Originally Posted by Burky
I checked with my teacher today and he agreed with my differentiation, so differentiating definately gives:
3x^2 +(3y^2).(dy/dx) -3y -3x.(dy/dx) = 0
--> x^2 + (y^2).dy/dx - y - x.(dy/dx) = 0
Whenever you differentiate f(y), it goes to f'(y)dy/dx, so differentating y^3 gives 3y^2 dy/dx, and when you differentiate -3xy, it goes to (-3x.dy/dx) + (-3y).
After manipulating the differentiated expression, you get:
dy/dx = (x^2 - y)/(x - y^2) = 0 where x can never be equal to y^2
which gives y = x^2 again.
This suggests that every point on this curve is a turning point, which is a load of crap.
I've never heard of this, but I haven't seen as much maths as you have either. I tried this out, but I might have screwed up.
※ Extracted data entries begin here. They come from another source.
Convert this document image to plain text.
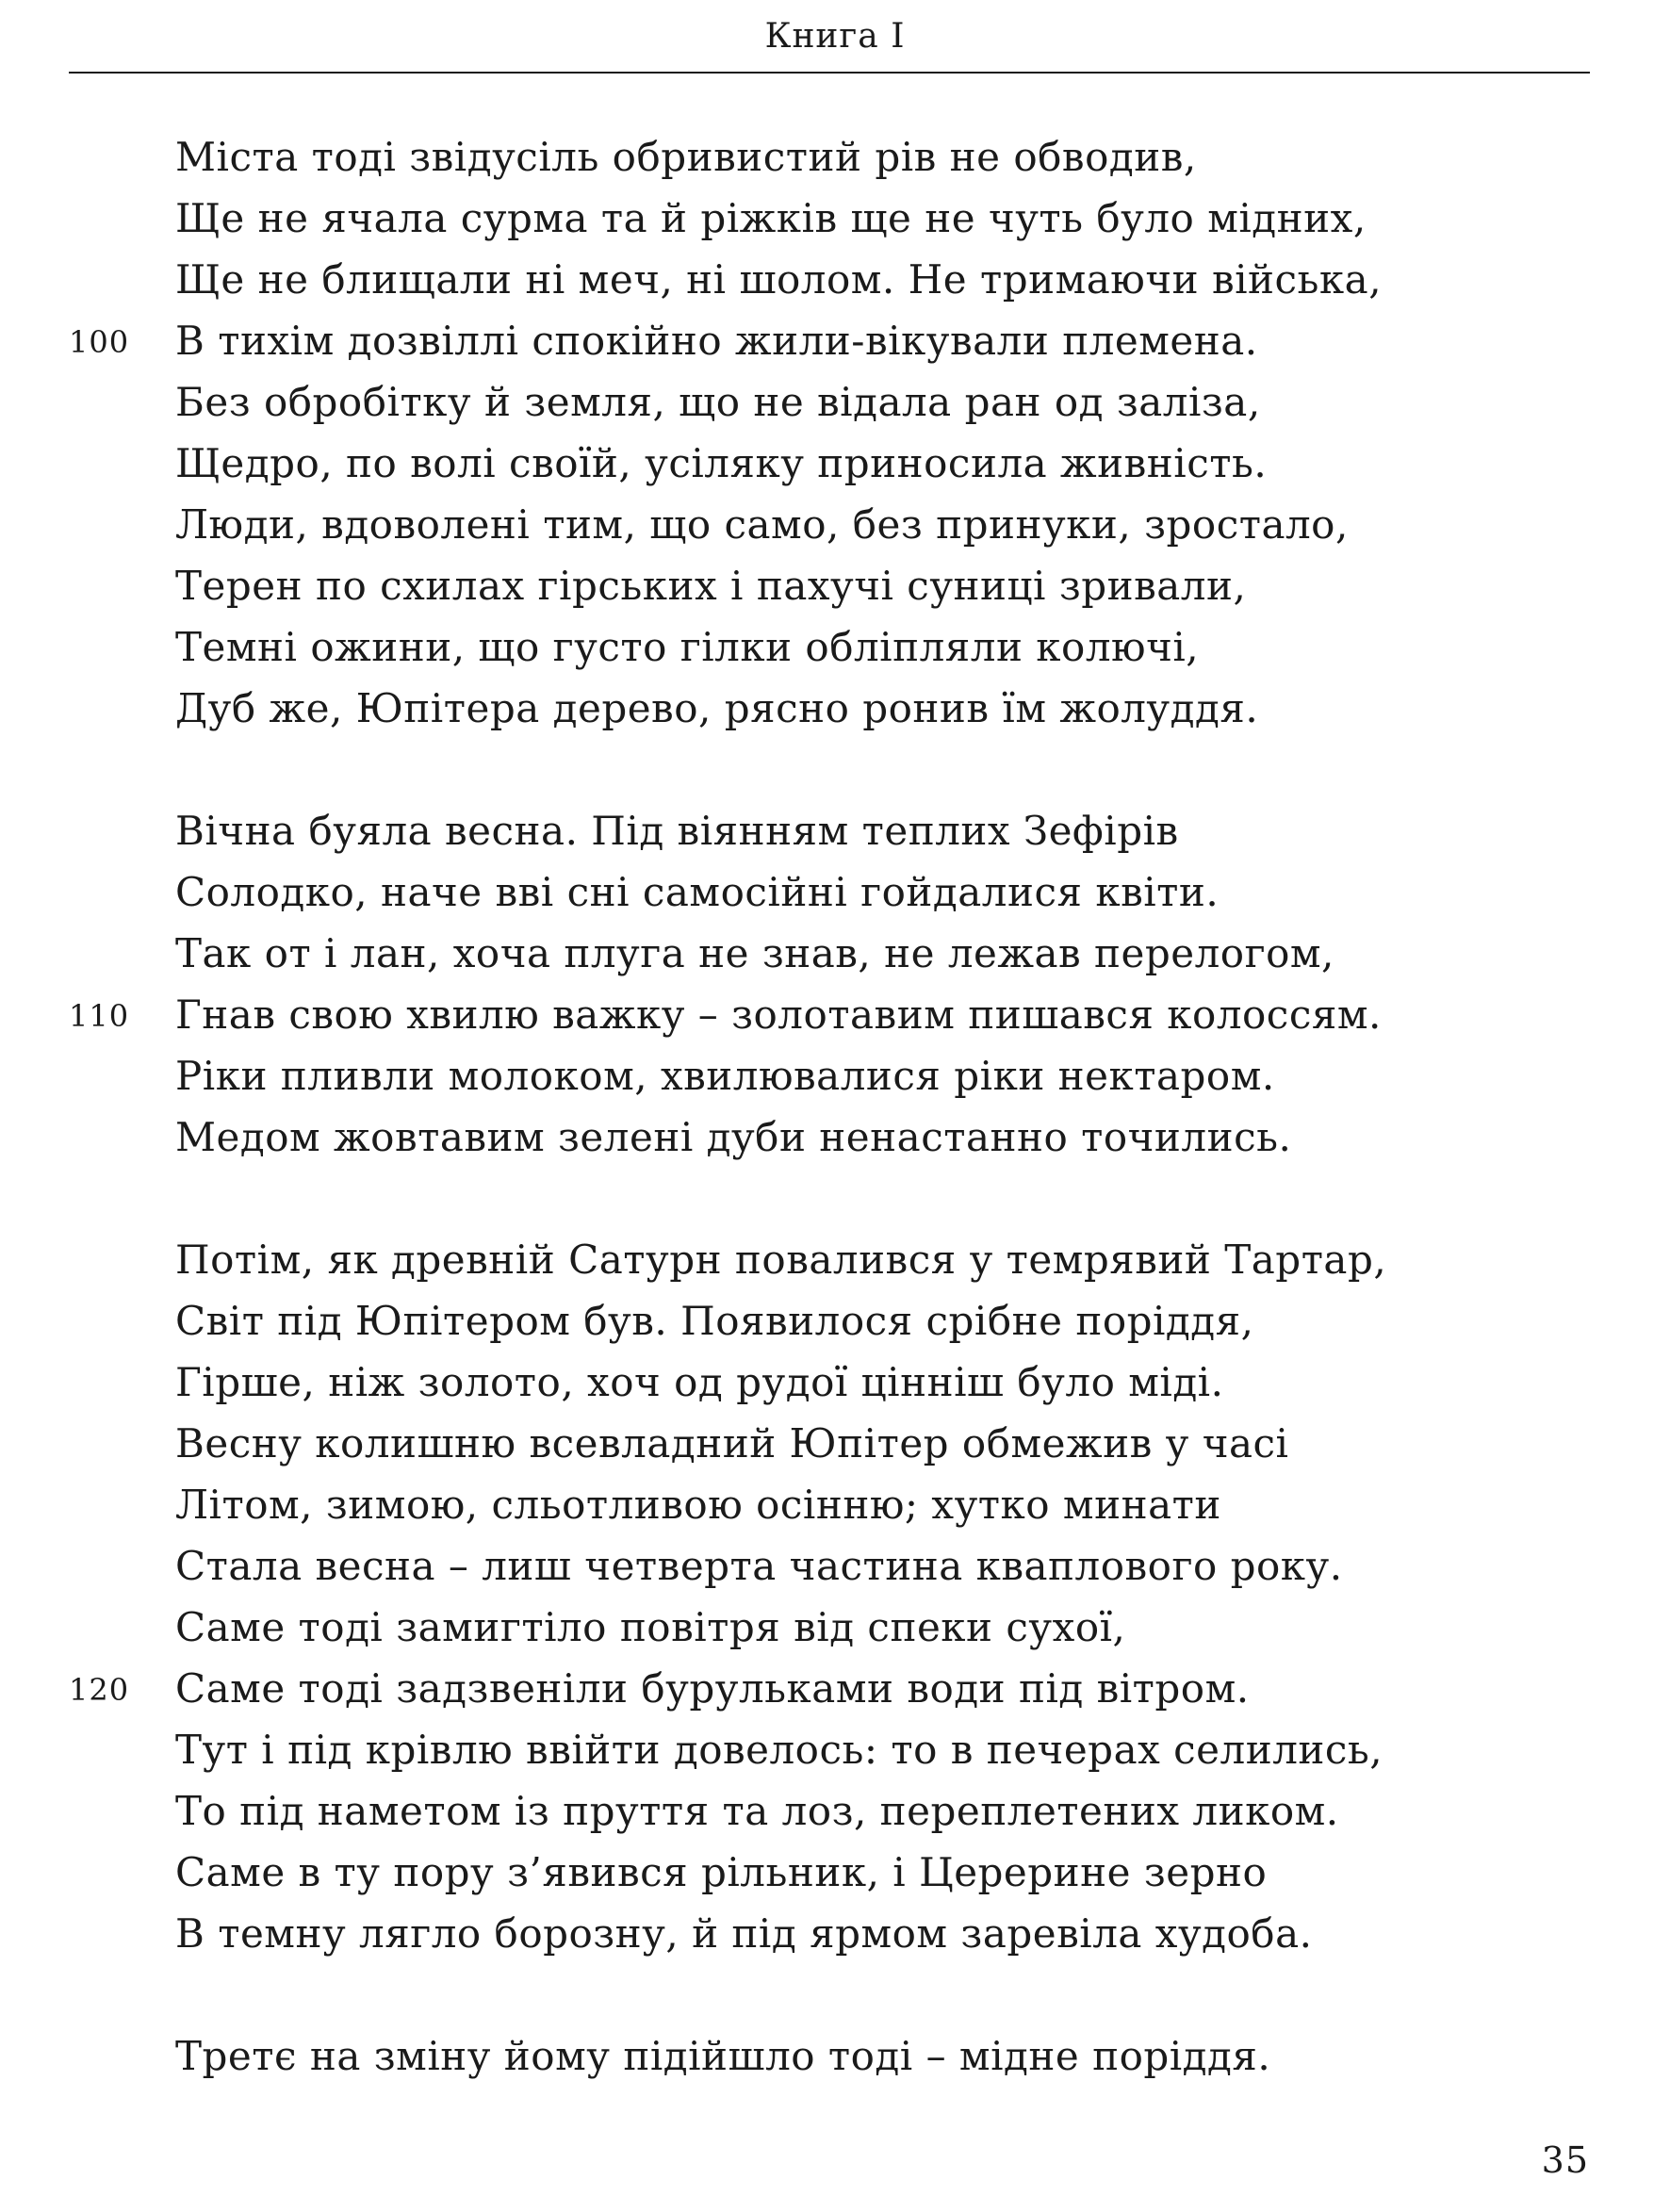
Книга I
Міста тоді звідусіль обривистий рів не обводив,
Ще не ячала сурма та й ріжків ще не чуть було мідних,
Ще не блищали ні меч, ні шолом. Не тримаючи війська,
100 В тихім дозвіллі спокійно жили-вікували племена.
Без обробітку й земля, що не відала ран од заліза,
Щедро, по волі своїй, усіляку приносила живність.
Люди, вдоволені тим, що само, без принуки, зростало,
Терен по схилах гірських і пахучі суниці зривали,
Темні ожини, що густо гілки обліпляли колючі,
Дуб же, Юпітера дерево, рясно ронив їм жолуддя.
Вічна буяла весна. Під вiянням теплих Зефірів
Солодко, наче вві сні самосійні гойдалися квіти.
Так от і лан, хоча плуга не знав, не лежав перелогом,
110 Гнав свою хвилю важку – золотавим пишався колоссям.
Ріки пливли молоком, хвилювалися ріки нектаром.
Медом жовтавим зелені дуби ненастанно точились.
Потім, як древній Сатурн повалився у темрявий Тартар,
Світ під Юпітером був. Появилося срібне поріддя,
Гірше, ніж золото, хоч од рудої цінніш було міді.
Весну колишню всевладний Юпітер обмежив у часі
Літом, зимою, сльотливою осінню; хутко минати
Стала весна – лиш четверта частина кваплового року.
Саме тоді замигтіло повітря від спеки сухої,
120 Саме тоді задзвеніли бурульками води під вітром.
Тут і під крівлю ввійти довелось: то в печерах селились,
То під наметом із пруття та лоз, переплетених ликом.
Саме в ту пору з’явився рільник, і Церерине зерно
В темну лягло борозну, й під ярмом заревіла худоба.
Третє на зміну йому підійшло тоді – мідне поріддя.
35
If you keep differentiating the x term you get 3! = 6. If you put that into the first derivitive equation, you get y = 6^2 = 36, which does not agree with the first equation.
If you put it into the original expression, then y = -6.59... is the only root (using my calculator to solve that)
And I have no idea what that is telling us, but I'm sure I did that thing wrong.